Venue DOMS Seminar Room No. 110 / Webex link

PAST EVENT

Details

The dissertation consists of three essays that collectively contribute to the understanding of Venture Capital. The first essay focuses on security selection by venture investors in the Indian market. The analysis of a unique dataset reveals that venture investors in India primarily invest in common stock or convertible preference shares, with convertible securities being preferred for technology-related ventures. Additionally, experienced venture capitalists in India show a preference for downside protection, and foreign venture firms commonly use convertible preferred securities for this purpose. The study also highlights the influence of venture valuation and revenue multiple on security selection.

The second essay explores the relationship between investor syndication and firm valuation. By examining a comprehensive dataset from 2005 to 2020, the study finds that firms generating substantial investor interest tend to command higher valuations. This indicates the significance of signaling mechanisms in venture valuation, where investor syndication serves as a powerful signal for a firm's potential success. The essay provides insights into investor behaviour and its impact on valuation dynamics within the startup ecosystem.

The third essay analyzes investment duration, exit types, and returns in the Indian venture capital landscape. The study uses data from 1190 VC investments and exits between 2000 and 2017 and reveals that the average investment duration in India is 4.55 years, with M&A being the most common exit route. The mean return to investors is found to be 13.25 percent. The essay also explores the correlation between investment duration, exit type, and returns, showing that the number of investors in a venture affects the investment duration, and the type of exit influences returns. Optimal funding quantum and rounds are associated with higher returns, while start-ups with four to six investors generate the highest returns.
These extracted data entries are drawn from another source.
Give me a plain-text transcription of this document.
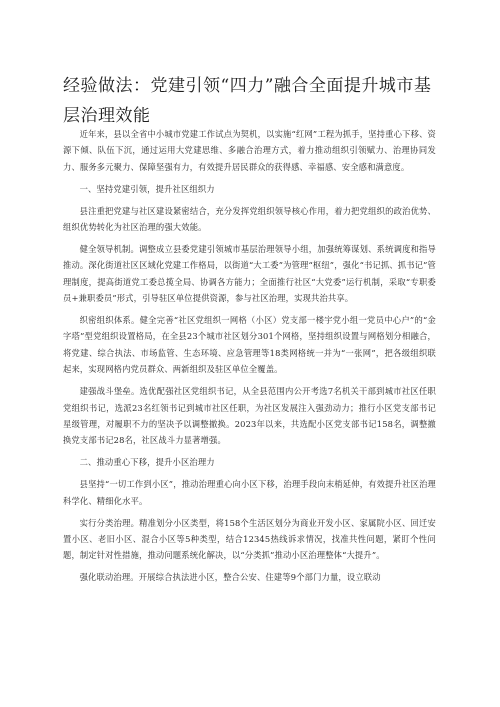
经验做法：党建引领“四力”融合全面提升城市基层治理效能

近年来，县以全省中小城市党建工作试点为契机，以实施“红网”工程为抓手，坚持重心下移、资源下倾、队伍下沉，通过运用大党建思维、多融合治理方式，着力推动组织引领赋力、治理协同发力、服务多元聚力、保障坚强有力，有效提升居民群众的获得感、幸福感、安全感和满意度。

一、坚持党建引领，提升社区组织力

县注重把党建与社区建设紧密结合，充分发挥党组织领导核心作用，着力把党组织的政治优势、组织优势转化为社区治理的强大效能。

健全领导机制。调整成立县委党建引领城市基层治理领导小组，加强统筹谋划、系统调度和指导推动。深化街道社区区域化党建工作格局，以街道“大工委”为管理“枢纽”，强化“书记抓、抓书记”管理制度，提高街道党工委总揽全局、协调各方能力；全面推行社区“大党委”运行机制，采取“专职委员+兼职委员”形式，引导驻区单位提供资源，参与社区治理，实现共治共享。

织密组织体系。健全完善“社区党组织一网格（小区）党支部一楼宇党小组一党员中心户”的“金字塔”型党组织设置格局，在全县23个城市社区划分301个网格，坚持组织设置与网格划分相融合，将党建、综合执法、市场监管、生态环境、应急管理等18类网格统一并为“一张网”，把各级组织联起来，实现网格内党员群众、两新组织及驻区单位全覆盖。

建强战斗堡垒。选优配强社区党组织书记，从全县范围内公开考选7名机关干部到城市社区任职党组织书记，选派23名红领书记到城市社区任职，为社区发展注入强劲动力；推行小区党支部书记星级管理，对履职不力的坚决予以调整撤换。2023年以来，共选配小区党支部书记158名，调整撤换党支部书记28名，社区战斗力显著增强。

二、推动重心下移，提升小区治理力

县坚持“一切工作到小区”，推动治理重心向小区下移，治理手段向末梢延伸，有效提升社区治理科学化、精细化水平。

实行分类治理。精准划分小区类型，将158个生活区划分为商业开发小区、家属院小区、回迁安置小区、老旧小区、混合小区等5种类型，结合12345热线诉求情况，找准共性问题，紧盯个性问题，制定针对性措施，推动问题系统化解决，以“分类抓”推动小区治理整体“大提升”。

强化联动治理。开展综合执法进小区，整合公安、住建等9个部门力量，设立联动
The analysis indicates that structured contracts and securities designed to protect against risk contribute to higher returns for venture capitalists.

Collectively, these essays deepen the understanding of venture capital by examining security selection, impact of syndication on valuation, and the relationship between investment duration, exit types, and returns. The findings have implications for entrepreneurs, investors, and policymakers navigating the complexities of venture capital and entrepreneurship.